Chapter 2

7.1K 436 29
                                    

Pallazo Apartement

Milan, Italia

07.40 DST

Siang ini, ada sesi pemotretan merk pakaian dalam Victoria's Secret. Ini merupakan kali pertama, aku menjadi model brand tersebut. Tidak ada salahnya mencoba hal baru bukan? mungkin saja bisa membuat karier modelingku semakin bagus.

Mematut tubuhku di depan cermin besar. Blouse Peach With Necklace Short Sleeve berpadu dengan hotpans putih levis di atas lutut. Tidak lupa kaca mata berframe hitam menggantung di hidung, semakin menyempurnakan riasan make up tipisku.
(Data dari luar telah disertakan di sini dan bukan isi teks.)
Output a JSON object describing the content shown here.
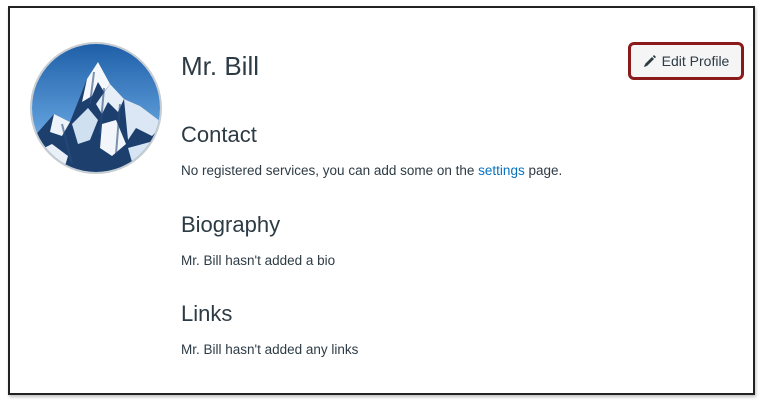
{
  "profile": {
    "name": "Mr. Bill",
    "edit_button_label": "Edit Profile"
  },
  "contact": {
    "title": "Contact",
    "text_before": "No registered services, you can add some on the ",
    "link_text": "settings",
    "text_after": " page."
  },
  "biography": {
    "title": "Biography",
    "text": "Mr. Bill hasn't added a bio"
  },
  "links": {
    "title": "Links",
    "text": "Mr. Bill hasn't added any links"
  },
  "colors": {
    "link": "#0772c0",
    "button_highlight": "#8b1a1a",
    "text": "#2d3b45"
  }
}
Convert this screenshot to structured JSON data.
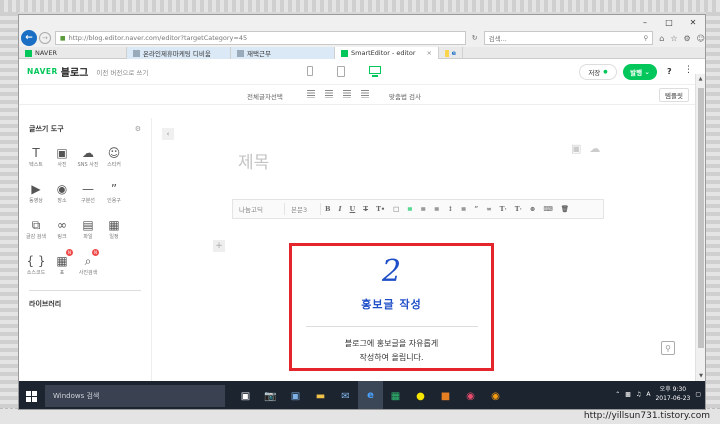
{
  "window": {
    "minimize_label": "–",
    "maximize_label": "□",
    "close_label": "✕"
  },
  "browser": {
    "url": "http://blog.editor.naver.com/editor?targetCategory=45",
    "search_placeholder": "검색...",
    "tabs": [
      {
        "label": "NAVER",
        "active": false
      },
      {
        "label": "온라인제휴마케팅 디비움",
        "active": false
      },
      {
        "label": "재택근무",
        "active": false
      },
      {
        "label": "SmartEditor - editor",
        "active": true
      },
      {
        "label": "",
        "active": false
      }
    ]
  },
  "header": {
    "naver_logo": "NAVER",
    "blog_label": "블로그",
    "prev_version": "이전 버전으로 쓰기",
    "save_label": "저장",
    "publish_label": "발행",
    "help_label": "?",
    "menu_label": "⋮"
  },
  "editor_toolbar": {
    "select_all": "전체글자선택",
    "spellcheck": "맞춤법 검사",
    "template": "템플릿"
  },
  "left_panel": {
    "title": "글쓰기 도구",
    "tools": [
      {
        "label": "텍스트",
        "icon": "text-icon",
        "glyph": "T",
        "badge": ""
      },
      {
        "label": "사진",
        "icon": "photo-icon",
        "glyph": "▣",
        "badge": ""
      },
      {
        "label": "SNS 사진",
        "icon": "cloud-icon",
        "glyph": "☁",
        "badge": ""
      },
      {
        "label": "스티커",
        "icon": "sticker-icon",
        "glyph": "☺",
        "badge": ""
      },
      {
        "label": "",
        "icon": "blank",
        "glyph": "",
        "badge": ""
      },
      {
        "label": "동영상",
        "icon": "video-icon",
        "glyph": "▶",
        "badge": ""
      },
      {
        "label": "장소",
        "icon": "place-icon",
        "glyph": "◉",
        "badge": ""
      },
      {
        "label": "구분선",
        "icon": "divider-icon",
        "glyph": "—",
        "badge": ""
      },
      {
        "label": "인용구",
        "icon": "quote-icon",
        "glyph": "”",
        "badge": ""
      },
      {
        "label": "",
        "icon": "blank",
        "glyph": "",
        "badge": ""
      },
      {
        "label": "글감 검색",
        "icon": "material-search-icon",
        "glyph": "⧉",
        "badge": ""
      },
      {
        "label": "링크",
        "icon": "link-icon",
        "glyph": "∞",
        "badge": ""
      },
      {
        "label": "파일",
        "icon": "file-icon",
        "glyph": "▤",
        "badge": ""
      },
      {
        "label": "일정",
        "icon": "calendar-icon",
        "glyph": "▦",
        "badge": ""
      },
      {
        "label": "",
        "icon": "blank",
        "glyph": "",
        "badge": ""
      },
      {
        "label": "소스코드",
        "icon": "code-icon",
        "glyph": "{ }",
        "badge": ""
      },
      {
        "label": "표",
        "icon": "table-icon",
        "glyph": "▦",
        "badge": "N"
      },
      {
        "label": "사진검색",
        "icon": "image-search-icon",
        "glyph": "⌕",
        "badge": "N"
      }
    ],
    "library_label": "라이브러리"
  },
  "editor": {
    "title_placeholder": "제목",
    "format_bar": {
      "font": "나눔고딕",
      "style": "본문3"
    }
  },
  "callout": {
    "number": "2",
    "title": "홍보글 작성",
    "desc_line1": "블로그에 홍보글을 자유롭게",
    "desc_line2": "작성하여 올립니다.",
    "border_color": "#e4262c",
    "text_color": "#1f4fc8"
  },
  "taskbar": {
    "search_label": "Windows 검색",
    "time_line1": "오후 9:30",
    "time_line2": "2017-06-23"
  },
  "watermark": "http://yillsun731.tistory.com"
}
Terlihat santai namun tetap berkelas.

Meraih Handbag Gucci yang menjadi salah satu koleksiku di Cabinets Bag. Lalu, melenggang santai keluar dari kamar.

Saat hampir mencapai pintu keluar, langkah kakiku terhenti oleh suara dering ponsel dari dalam tas. Merogoh ke dalam, tanganku sibuk mencari benda pipih tersebut. Nama Grace - sahabat sekaligus managerku - terpampang jelas pada layar ponselku.

Keningku berkerut. Untuk apa dia menelpon lagi? Padahal tadi pagi kami sudah sepakat, langsung bertemu di tempat pemotretan. Pasti sekarang ini, dia sudah berada di sana.

Tiba-tiba saja, firasatku mengatakan, ada sesuatu yang tidak beres. Dengan cepat ibu jariku menggeser icon hijau, menempelkan benda tersebut ke samping telinga.

"Ada apa?" tanyaku tanpa basa basi.

"...."

"Apa kau bilang? Itu tidak mungkin!" sergahku tidak terima.

"...."

"Baiklah cepat datang kemari." mengembuskan napas kesal. Entah apa yang baru saja terjadi. Firasatku semakin menguat. Jika bukan karena hal krusial, sudah pasti Grace bersedia mengatakannya langsung via telepon.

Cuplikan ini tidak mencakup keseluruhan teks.